This page provides both general and specific tips for running on XSEDE infrastructure. General information is provided first, and then tips are listed by machine name (i.e. Lonestar, Kraken, Trestles, Stampede etc). If you are interested in running on a specific machine, please scroll down until you see the machine name.
If you do not see a particular machine name, BigJob may run on this machine but not be supported yet in the documentation. Please feel free to email bigjob-users@googlegroups.com to request machine information to be added.
In general, on XSEDE machines, production-grade science should be done in either the $SCRATCH or $WORK directories on the machine. This means you will run your BigJob script and make your BigJob agent directory in either $SCRATCH or $WORK and not in $HOME.
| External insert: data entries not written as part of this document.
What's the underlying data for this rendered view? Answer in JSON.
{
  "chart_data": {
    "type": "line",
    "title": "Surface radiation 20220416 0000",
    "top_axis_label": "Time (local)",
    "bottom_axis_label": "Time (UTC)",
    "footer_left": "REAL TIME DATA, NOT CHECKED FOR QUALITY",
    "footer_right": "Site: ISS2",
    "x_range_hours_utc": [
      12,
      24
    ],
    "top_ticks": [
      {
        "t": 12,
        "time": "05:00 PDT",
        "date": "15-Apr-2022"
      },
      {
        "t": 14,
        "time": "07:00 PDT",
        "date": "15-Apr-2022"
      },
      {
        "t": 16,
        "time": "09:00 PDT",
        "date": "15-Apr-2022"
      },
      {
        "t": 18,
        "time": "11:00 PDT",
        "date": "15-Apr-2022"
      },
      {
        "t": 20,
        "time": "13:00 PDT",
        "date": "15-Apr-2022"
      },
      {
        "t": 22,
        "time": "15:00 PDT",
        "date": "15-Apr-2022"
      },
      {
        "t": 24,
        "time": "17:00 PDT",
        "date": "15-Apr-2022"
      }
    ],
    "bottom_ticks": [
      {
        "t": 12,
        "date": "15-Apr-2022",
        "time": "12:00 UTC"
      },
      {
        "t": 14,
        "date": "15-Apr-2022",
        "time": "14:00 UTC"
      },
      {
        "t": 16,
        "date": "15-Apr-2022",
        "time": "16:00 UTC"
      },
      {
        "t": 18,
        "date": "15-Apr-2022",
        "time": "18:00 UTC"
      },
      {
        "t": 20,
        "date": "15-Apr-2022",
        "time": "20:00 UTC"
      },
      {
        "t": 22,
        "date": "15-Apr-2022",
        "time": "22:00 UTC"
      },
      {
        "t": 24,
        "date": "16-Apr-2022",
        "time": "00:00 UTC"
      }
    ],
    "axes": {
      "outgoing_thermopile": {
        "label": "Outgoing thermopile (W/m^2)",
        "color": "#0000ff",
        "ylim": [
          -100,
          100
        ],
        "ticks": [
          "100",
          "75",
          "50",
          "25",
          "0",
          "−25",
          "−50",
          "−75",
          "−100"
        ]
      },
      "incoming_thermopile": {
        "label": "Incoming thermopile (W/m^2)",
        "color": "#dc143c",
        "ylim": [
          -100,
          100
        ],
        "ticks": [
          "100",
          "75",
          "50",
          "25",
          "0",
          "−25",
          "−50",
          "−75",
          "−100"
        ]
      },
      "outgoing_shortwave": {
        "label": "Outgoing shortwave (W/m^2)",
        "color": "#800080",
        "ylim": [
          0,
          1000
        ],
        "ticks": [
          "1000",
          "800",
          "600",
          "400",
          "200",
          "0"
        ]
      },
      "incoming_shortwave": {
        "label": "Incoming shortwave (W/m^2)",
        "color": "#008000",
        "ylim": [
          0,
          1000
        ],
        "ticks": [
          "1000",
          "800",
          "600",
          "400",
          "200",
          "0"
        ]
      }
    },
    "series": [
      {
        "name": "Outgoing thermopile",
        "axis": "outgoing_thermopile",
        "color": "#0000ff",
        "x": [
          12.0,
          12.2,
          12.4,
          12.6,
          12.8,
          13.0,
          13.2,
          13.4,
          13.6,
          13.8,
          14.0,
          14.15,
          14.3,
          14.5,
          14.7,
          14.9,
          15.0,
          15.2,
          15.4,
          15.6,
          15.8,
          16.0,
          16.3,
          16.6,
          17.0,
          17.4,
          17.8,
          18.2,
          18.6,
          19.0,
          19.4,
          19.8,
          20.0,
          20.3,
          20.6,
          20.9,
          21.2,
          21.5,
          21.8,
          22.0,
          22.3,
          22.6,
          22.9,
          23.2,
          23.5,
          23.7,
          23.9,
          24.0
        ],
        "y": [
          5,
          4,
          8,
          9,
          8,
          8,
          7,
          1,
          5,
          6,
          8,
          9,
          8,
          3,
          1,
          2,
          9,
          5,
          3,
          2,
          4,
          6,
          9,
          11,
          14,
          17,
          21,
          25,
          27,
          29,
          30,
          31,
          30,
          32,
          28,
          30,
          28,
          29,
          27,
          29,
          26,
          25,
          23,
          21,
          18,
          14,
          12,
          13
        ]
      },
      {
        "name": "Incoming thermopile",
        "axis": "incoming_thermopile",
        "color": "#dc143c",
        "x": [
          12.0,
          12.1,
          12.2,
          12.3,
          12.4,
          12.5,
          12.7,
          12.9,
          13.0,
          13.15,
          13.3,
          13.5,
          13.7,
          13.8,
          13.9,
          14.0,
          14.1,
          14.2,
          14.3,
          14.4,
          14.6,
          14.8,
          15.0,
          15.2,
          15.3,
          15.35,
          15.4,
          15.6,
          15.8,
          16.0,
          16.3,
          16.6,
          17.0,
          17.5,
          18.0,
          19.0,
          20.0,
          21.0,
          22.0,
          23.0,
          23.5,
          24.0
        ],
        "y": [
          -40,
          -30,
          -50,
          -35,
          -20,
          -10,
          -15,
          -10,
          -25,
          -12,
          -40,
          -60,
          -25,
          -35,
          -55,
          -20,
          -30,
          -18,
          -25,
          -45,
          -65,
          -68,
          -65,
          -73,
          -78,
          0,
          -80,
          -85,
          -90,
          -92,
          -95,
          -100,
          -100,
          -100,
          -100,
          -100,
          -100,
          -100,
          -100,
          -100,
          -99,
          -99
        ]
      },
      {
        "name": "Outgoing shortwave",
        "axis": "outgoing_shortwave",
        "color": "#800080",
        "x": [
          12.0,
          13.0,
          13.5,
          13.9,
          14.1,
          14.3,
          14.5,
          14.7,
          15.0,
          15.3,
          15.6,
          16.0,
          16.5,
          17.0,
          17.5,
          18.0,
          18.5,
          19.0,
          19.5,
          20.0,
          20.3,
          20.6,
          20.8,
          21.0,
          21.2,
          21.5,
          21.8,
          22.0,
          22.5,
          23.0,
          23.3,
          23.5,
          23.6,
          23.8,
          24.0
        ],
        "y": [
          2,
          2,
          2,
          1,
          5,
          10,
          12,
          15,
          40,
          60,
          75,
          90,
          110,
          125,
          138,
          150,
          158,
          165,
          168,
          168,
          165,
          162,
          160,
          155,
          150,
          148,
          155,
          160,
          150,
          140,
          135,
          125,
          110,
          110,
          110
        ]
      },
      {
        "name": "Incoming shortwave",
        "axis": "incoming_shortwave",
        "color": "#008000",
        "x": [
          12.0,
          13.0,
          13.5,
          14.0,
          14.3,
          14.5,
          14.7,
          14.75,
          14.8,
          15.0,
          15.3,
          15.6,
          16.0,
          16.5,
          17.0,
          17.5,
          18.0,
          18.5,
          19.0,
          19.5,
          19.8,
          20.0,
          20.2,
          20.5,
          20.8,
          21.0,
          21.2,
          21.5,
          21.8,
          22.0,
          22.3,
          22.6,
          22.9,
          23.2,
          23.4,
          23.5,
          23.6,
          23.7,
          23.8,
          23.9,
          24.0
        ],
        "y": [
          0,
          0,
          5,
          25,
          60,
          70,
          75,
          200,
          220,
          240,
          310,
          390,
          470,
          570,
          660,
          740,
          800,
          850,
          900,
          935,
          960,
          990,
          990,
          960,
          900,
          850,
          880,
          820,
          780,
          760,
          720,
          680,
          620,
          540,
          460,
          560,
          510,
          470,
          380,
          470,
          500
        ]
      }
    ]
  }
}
When creating BigJob scripts for XSEDE machines, it is necessary to add the project field to the pilot_compute_description.
"project": "TG-XXXXXXXXX"
TG-XXXXX must be replaced with your individual allocation SU number as provided to you by XSEDE.
Stampede uses the SLURM batch queuing system. When editing your scripts, the service_url should be set to slurm+ssh://login1.stampede.tacc.utexas.edu.
Installation of a virtual environment on Lonestar requires the use of a higher python version than the default. In order to load Python 2.7.x before installing the virtual environment, please execute:
module load python
Then you can proceed with the Installation instructions, and make sure that you activate your virtual environment in your .bashrc before you try to run BigJob.
You will need to put the following two lines in both your .bashrc and your .bash_profile in order to run on Ranger. This is due to the fact that interactive shells source a different file than regular shells.
module load python
source $HOME/bigjob/.python/bin/activate
Lonestar uses the Sun Grid Engine (SGE) batch queuing system. When editing your scripts, the service_url should be set to sge://localhost for running locally on Lonestar or sge+ssh://lonestar.tacc.utexas.edu for running remotely.
Before installing your virtual environment, you must do a module load python on Kraken to ensure you’re using Python 2.7.x instead of the system-level Python.
Prior to running code on Kraken, you will need to make a directory called agent in the same location that you are running your scripts from. The BigJob agent relies on aprun to execute subjobs. aprun works only if the working directory of the Pilot and Compute Units is set to the scratch space of Kraken.
Create your agent directory in /lustre/scratch/<username> by typing:
cd /lustre/scratch/<username>
mkdir agent
Replace <username> with your Kraken username.
To submit jobs to Kraken from another resource using gsissh, the use of myproxy is required. To start a my proxy server, execute the following command:
myproxy-logon -T -t <number of hours> -l <your username>
You need to use your XSEDE portal username and password. To verify that your my proxy server is running, type grid-proxy-info.
If it was successful, you should see a valid proxy running.
Kraken is a Cray machine with a special Torque queuing system. It requires the use of GSISSH (Globus certificates required). Initiate a grid proxy (using myproxy-logon) before executing the BigJob application. When editing your scripts, the service_url should be set to xt5torque+gsissh://gsissh.kraken.nics.xsede.org.